About Us
Transforming drug discovery
The Accelerating Therapeutics for Opportunities in Medicine (ATOM) consortium is a public-private partnership with the mission of transforming drug discovery by accelerating the development of more effective therapies for patients.
History
In June 2016, GSK, the Department of Energy, and the National Cancer Institute announced their intent to create the ATOM partnership as one of the Cancer Moonshot task forces, with funding support under the 21st Century Cures Act.
The ATOM consortium was officially established in October 2017.
ATOM founding members are GSK, Lawrence Livermore National Laboratory, Frederick National Laboratory for Cancer Research, and the University of California, San Francisco.
In March 2021, the U.S. Department of Energy’s Argonne, Brookhaven and Oak Ridge National Laboratories joined the ATOM Consortium to further develop ATOM’s artificial intelligence (AI) - driven drug discovery platform.
Vision
Our goal is to transform drug discovery from a slow, sequential, and high-failure process into a rapid, integrated, and patient-centric model.
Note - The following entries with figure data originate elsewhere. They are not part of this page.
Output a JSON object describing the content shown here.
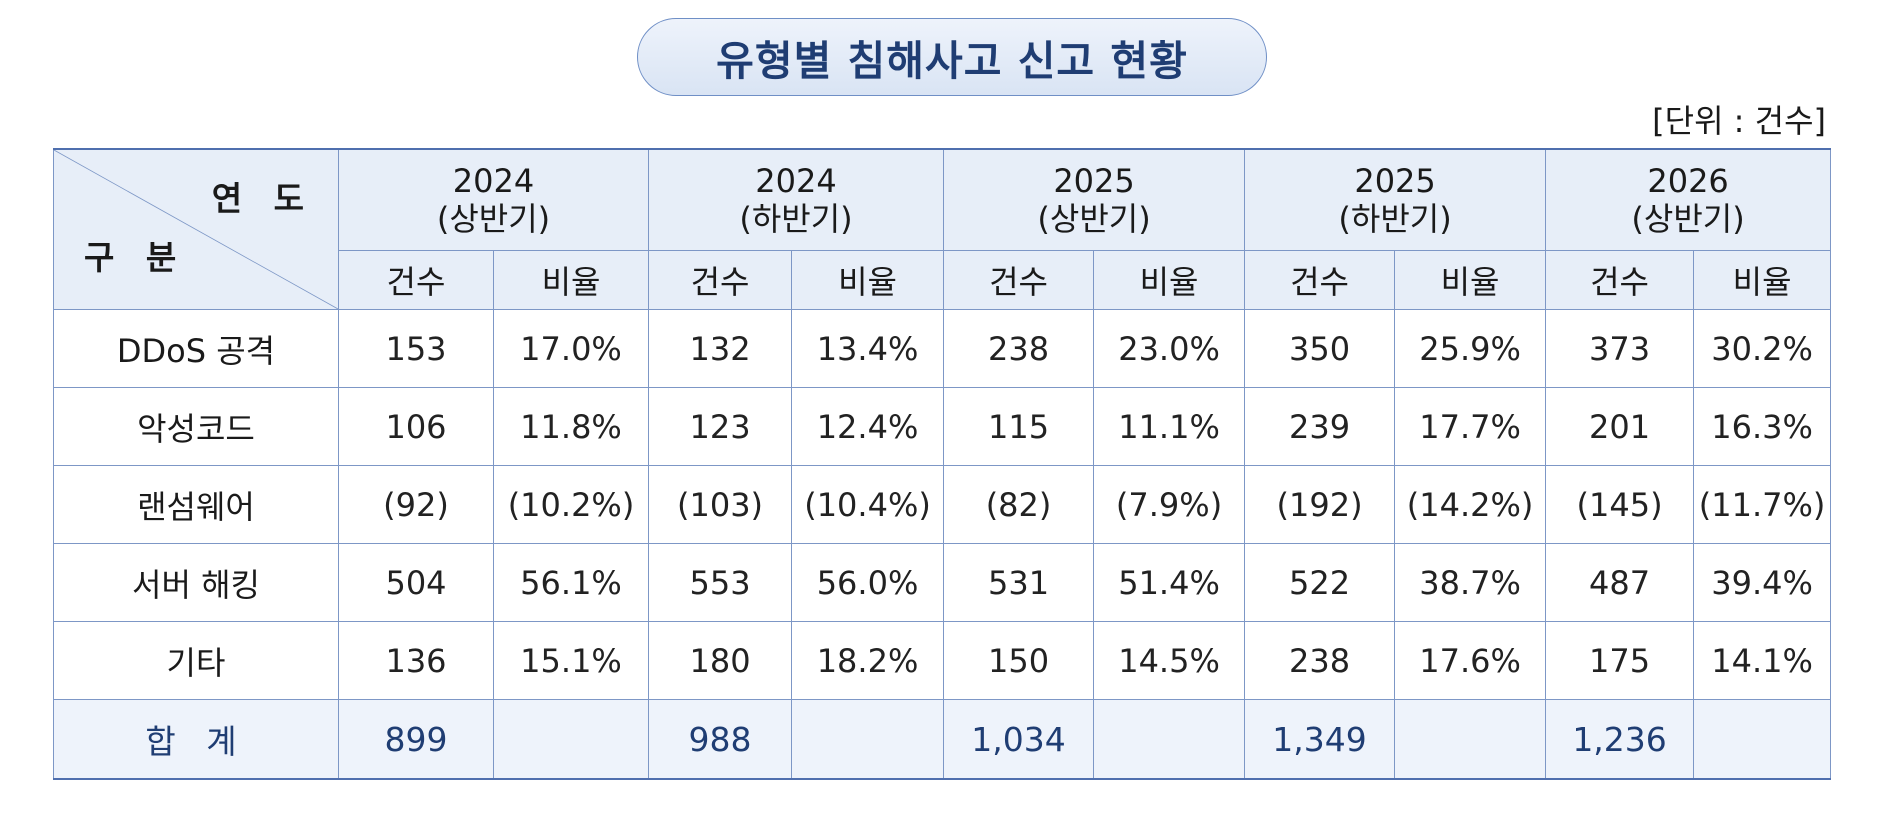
{
  "title": "유형별 침해사고 신고 현황",
  "unit_label": "[단위 : 건수]",
  "header": {
    "corner_year": "연 도",
    "corner_category": "구 분",
    "periods": [
      {
        "year": "2024",
        "half": "(상반기)"
      },
      {
        "year": "2024",
        "half": "(하반기)"
      },
      {
        "year": "2025",
        "half": "(상반기)"
      },
      {
        "year": "2025",
        "half": "(하반기)"
      },
      {
        "year": "2026",
        "half": "(상반기)"
      }
    ],
    "count_label": "건수",
    "ratio_label": "비율"
  },
  "rows": [
    {
      "category": "DDoS 공격",
      "cells": [
        {
          "count": "153",
          "ratio": "17.0%"
        },
        {
          "count": "132",
          "ratio": "13.4%"
        },
        {
          "count": "238",
          "ratio": "23.0%"
        },
        {
          "count": "350",
          "ratio": "25.9%"
        },
        {
          "count": "373",
          "ratio": "30.2%"
        }
      ]
    },
    {
      "category": "악성코드",
      "cells": [
        {
          "count": "106",
          "ratio": "11.8%"
        },
        {
          "count": "123",
          "ratio": "12.4%"
        },
        {
          "count": "115",
          "ratio": "11.1%"
        },
        {
          "count": "239",
          "ratio": "17.7%"
        },
        {
          "count": "201",
          "ratio": "16.3%"
        }
      ]
    },
    {
      "category": "랜섬웨어",
      "cells": [
        {
          "count": "(92)",
          "ratio": "(10.2%)"
        },
        {
          "count": "(103)",
          "ratio": "(10.4%)"
        },
        {
          "count": "(82)",
          "ratio": "(7.9%)"
        },
        {
          "count": "(192)",
          "ratio": "(14.2%)"
        },
        {
          "count": "(145)",
          "ratio": "(11.7%)"
        }
      ]
    },
    {
      "category": "서버 해킹",
      "cells": [
        {
          "count": "504",
          "ratio": "56.1%"
        },
        {
          "count": "553",
          "ratio": "56.0%"
        },
        {
          "count": "531",
          "ratio": "51.4%"
        },
        {
          "count": "522",
          "ratio": "38.7%"
        },
        {
          "count": "487",
          "ratio": "39.4%"
        }
      ]
    },
    {
      "category": "기타",
      "cells": [
        {
          "count": "136",
          "ratio": "15.1%"
        },
        {
          "count": "180",
          "ratio": "18.2%"
        },
        {
          "count": "150",
          "ratio": "14.5%"
        },
        {
          "count": "238",
          "ratio": "17.6%"
        },
        {
          "count": "175",
          "ratio": "14.1%"
        }
      ]
    }
  ],
  "total": {
    "label": "합 계",
    "counts": [
      "899",
      "988",
      "1,034",
      "1,349",
      "1,236"
    ]
  },
  "colors": {
    "accent": "#1f3d73",
    "header_bg": "#e7eef8",
    "border": "#7d97c6"
  }
}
We are integrating high performance computing, diverse biological data, and emerging biotechnologies to create a new pre-competitive platform for drug discovery.
What We Do
ATOM is developing a pre-clinical drug design and optimization platform that leads with computation to help shorten the drug discovery timeline. ATOM’s approach employs data-driven modeling and generative molecular design to determine design criteria that consider pharmacology, safety, efficacy, and developability in the context of lead optimization. ATOM’s active learning design platform aims to selectively incorporate results from mechanistic simulation and human-relevant experimentation to generate and optimize new drug candidates significantly faster and with greater success than conventional processes.
Consortium Members
UC San Francisco is providing expertise from a long-history of innovation in medicine and drug discovery combined with its strengths in cancer and translation of technologies and therapeutics to improve the lives of patients.
Frederick National Laboratory, on behalf of the National Cancer Institute, is contributing scientific expertise in precision oncology, computational chemistry and cancer biology, as well as support for open sharing of datasets and predictive modeling and simulation tools.
Lawrence Livermore National Laboratory is contributing its best-in-class supercomputers, including its next-generation system Sierra, as well as its expertise and innovative approaches to modeling and simulation, cognitive computing, machine learning, and algorithm development. More broadly, by applying high-performance computing to the ambitious problem of cancer therapy, the Department of Energy and National Nuclear Security Administration hopes to accelerate technologies vital to its core missions.
Argonne National Laboratory will leverage its Leadership Computing Facility to perform advanced simulations in life sciences, including molecular biology, microbiology, protein chemistry, bioinformatics, computational biology, environmental sciences and other scientific fields.
Brookhaven National Laboratory will contribute scalable high-performance computing frameworks and software that support optimal experimental design active-learning workflows for advanced simulations. These frameworks employ machine learning that can enhance cancer drug therapy research and design.
Oak Ridge National Laboratory will apply its unique capabilities in high-performance computing, data-intensive science and biological systems to examine the complex and dynamic interactions between candidate molecules and the human body, with the goal of boosting the success rate when molecules go to clinical trials.